Fig. 4 |. Single-cell regulatory landscape of the BCC TME.

a, Schematic of analysis of BCC samples. b, UMAP projection of 37,818 scATAC-seq profiles of BCC TME cell types. Dots represent individual cells, and colors indicate cluster identity (labeled on the right). Bar plot indicates the number of cells in each cluster of cells. T cell clusters showed high CD3E, CD8A and CD4 gene scores; NK cell clusters: high KLRC1 and NCR1 gene scores; B cells and plasma cells: high CD19 and SDC1 gene scores, respectively; myeloid cells: high CD86, CSF1R and FLT3 gene scores; stromal endothelial cells and fibroblasts: high CD31 and COL1A2 gene scores, respectively; and tumor cell clusters: high KRT14 gene score. c, UMAP projection colored by patient of origin, as indicated on the right. d, UMAP projection colored by log-normalized gene scores demonstrating the accessibility of cis-regulatory elements linked (using Cicero) to the indicated gene. e, Estimated copy-number variation (log₂(fold change) to GC-matched background) from scATAC-seq data. Stromal cells include endothelial cells and fibroblasts. f, Heatmap representation of ATAC-seq chromVAR bias-corrected deviations in the 250 most variable TFs across all scATAC-seq clusters. Cluster identities are indicated at the bottom of the plot. g, Genome tracks of aggregate scATAC-seq data, clustered as indicated in b. Arrows indicate the position and distance (in kb) of distal enhancers in each gene locus.

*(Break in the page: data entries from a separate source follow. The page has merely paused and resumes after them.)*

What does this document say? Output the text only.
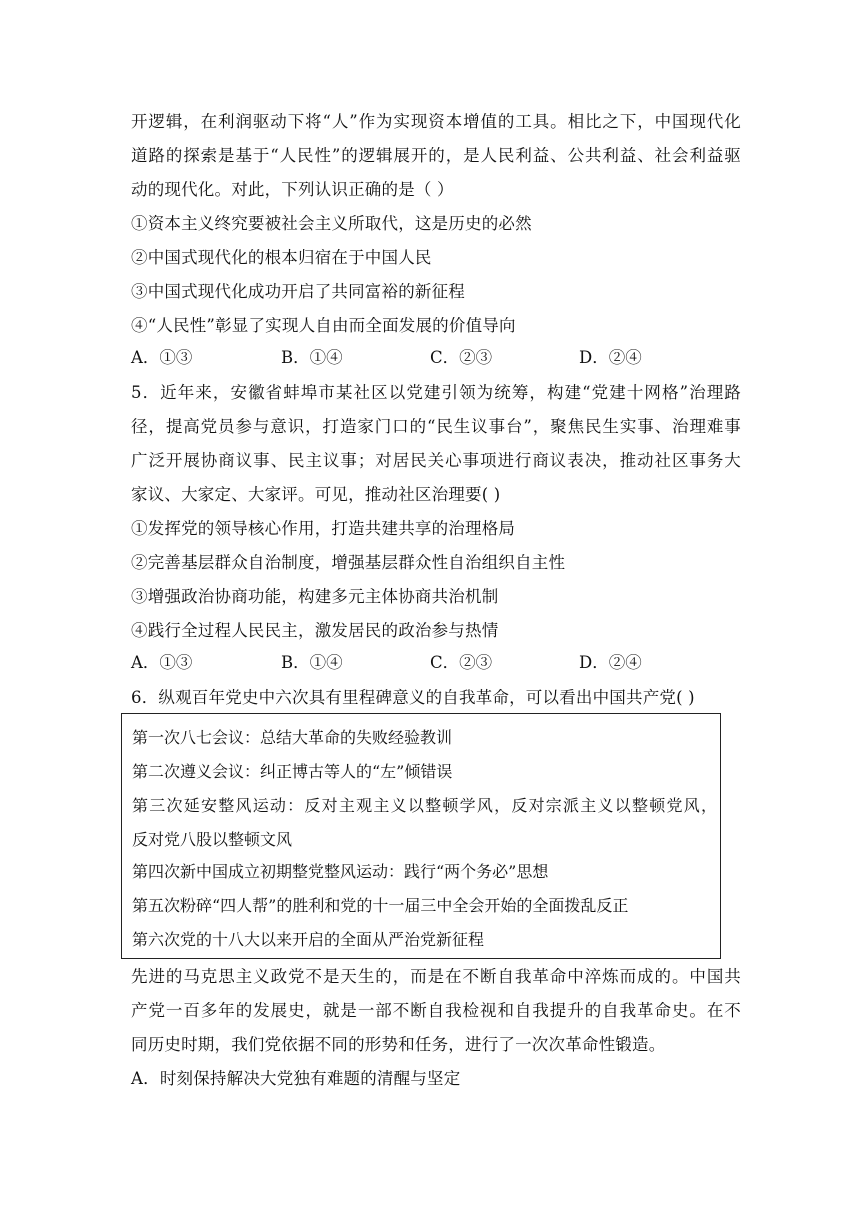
开逻辑，在利润驱动下将“人”作为实现资本增值的工具。相比之下，中国现代化
道路的探索是基于“人民性”的逻辑展开的，是人民利益、公共利益、社会利益驱
动的现代化。对此，下列认识正确的是（ ）
①资本主义终究要被社会主义所取代，这是历史的必然
②中国式现代化的根本归宿在于中国人民
③中国式现代化成功开启了共同富裕的新征程
④“人民性”彰显了实现人自由而全面发展的价值导向
A．①③	B．①④	C．②③	D．②④
5．近年来，安徽省蚌埠市某社区以党建引领为统筹，构建“党建十网格”治理路
径，提高党员参与意识，打造家门口的“民生议事台”，聚焦民生实事、治理难事
广泛开展协商议事、民主议事；对居民关心事项进行商议表决，推动社区事务大
家议、大家定、大家评。可见，推动社区治理要( )
①发挥党的领导核心作用，打造共建共享的治理格局
②完善基层群众自治制度，增强基层群众性自治组织自主性
③增强政治协商功能，构建多元主体协商共治机制
④践行全过程人民民主，激发居民的政治参与热情
A．①③	B．①④	C．②③	D．②④
6．纵观百年党史中六次具有里程碑意义的自我革命，可以看出中国共产党( )
第一次八七会议：总结大革命的失败经验教训
第二次遵义会议：纠正博古等人的“左”倾错误
第三次延安整风运动：反对主观主义以整顿学风，反对宗派主义以整顿党风，
反对党八股以整顿文风
第四次新中国成立初期整党整风运动：践行“两个务必”思想
第五次粉碎“四人帮”的胜利和党的十一届三中全会开始的全面拨乱反正
第六次党的十八大以来开启的全面从严治党新征程
先进的马克思主义政党不是天生的，而是在不断自我革命中淬炼而成的。中国共
产党一百多年的发展史，就是一部不断自我检视和自我提升的自我革命史。在不
同历史时期，我们党依据不同的形势和任务，进行了一次次革命性锻造。
A．时刻保持解决大党独有难题的清醒与坚定
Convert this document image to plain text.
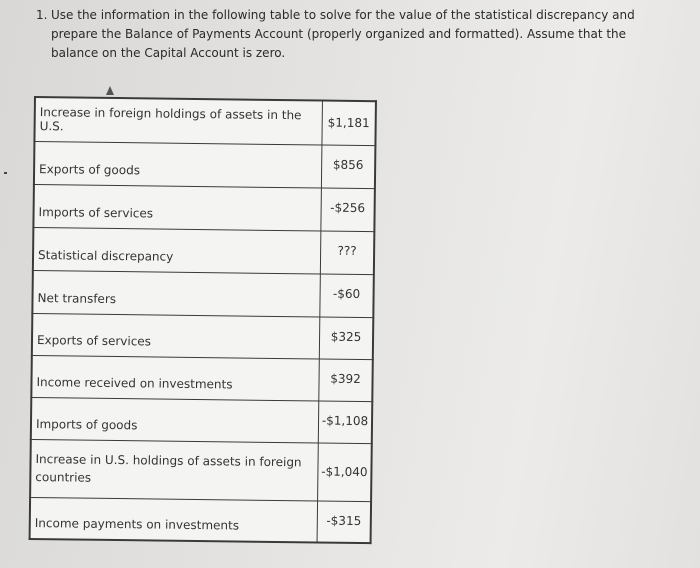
1. Use the information in the following table to solve for the value of the statistical discrepancy and prepare the Balance of Payments Account (properly organized and formatted). Assume that the balance on the Capital Account is zero.
Increase in foreign holdings of assets in the U.S.	$1,181
Exports of goods	$856
Imports of services	-$256
Statistical discrepancy	???
Net transfers	-$60
Exports of services	$325
Income received on investments	$392
Imports of goods	-$1,108
Increase in U.S. holdings of assets in foreign countries	-$1,040
Income payments on investments	-$315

Fig. 5 |. Epigenomic regulators of T cell exhaustion after PD-1 blockade.

a, Subclustering UMAP projection of 28,274 tumor-infiltrating T cells (clusters 1–9 from TME UMAP). scATAC-seq profiles are colored by cluster identity, as labeled on the right. For CD8⁺ T cells, naïve T cells showed high CCR7 and TCF7 gene scores; effector T cells: high EOMES and IFNG gene scores; memory T cells: high EOMES gene score, but low effector gene scores; and exhausted T cells: high gene scores for inhibitory receptors PDCD1, CTLA4 and HAVCR2, and T cell dysfunction genes, CD101 and CD38. For CD4⁺ T cells, Tregs showed high FOXP3 and CTLA4 gene scores; Th1 cells: high IFNG and TBX21 gene scores; Th17 cells: high IL17A and CTSH gene scores; and Tfh cells: high CXCR5, IL21 and BTLA gene scores. Bar plot indicates the number of cells in each cluster of cells. b, UMAP projection colored by log-normalized gene scores demonstrating the accessibility of cis-regulatory elements linked (using Cicero) to the indicated gene. c, UMAP projection of tumor-infiltrating T cells colored by pre- and post-PD-1 blockade samples. d, Genome tracks of aggregate scATAC-seq data, clustered as indicated in a. Arrows indicate the position and distance (in kb) of intragenic or distal enhancers in each gene locus. e, Lineage trajectories of Tfh and CD8⁺ T cell states. Lines represent double-spline fitted trajectories across pseudotime. f, Pseudotime heatmap ordering of chromVAR TF motif bias-corrected deviations in effector and memory CD8⁺ T lineage trajectory. TF motifs are filtered for genes that are highly active (defined as the average percentile between total TF activity and variability > 0.75) that also demonstrate similarly dynamic gene scores across differentiation (R > 0.35 and FDR < 0.001 across 1,000 incremental groups). Heatmap of TF gene scores is shown on the right. g, Pseudotime heatmap ordering of cis-regulatory elements (left) and chromVAR TF motif bias-corrected deviations (right) in the CD8⁺ TEx lineage trajectory. h, Pseudotime heatmap ordering of cis-regulatory elements (left) and chromVAR TF motif bias-corrected deviations (right) in the CD4⁺ Tfh lineage trajectory. i, UMAP projection of scATAC-seq profiles colored by chromVAR TF motif bias-corrected deviations for the indicated factors. j, UMAP projection of tumor-infiltrating T cells colored by pre- and post-PD-1 in representative individual responder and nonresponder patients. k, Schematic of regulatory modules controlling TEx and Tfh differentiation.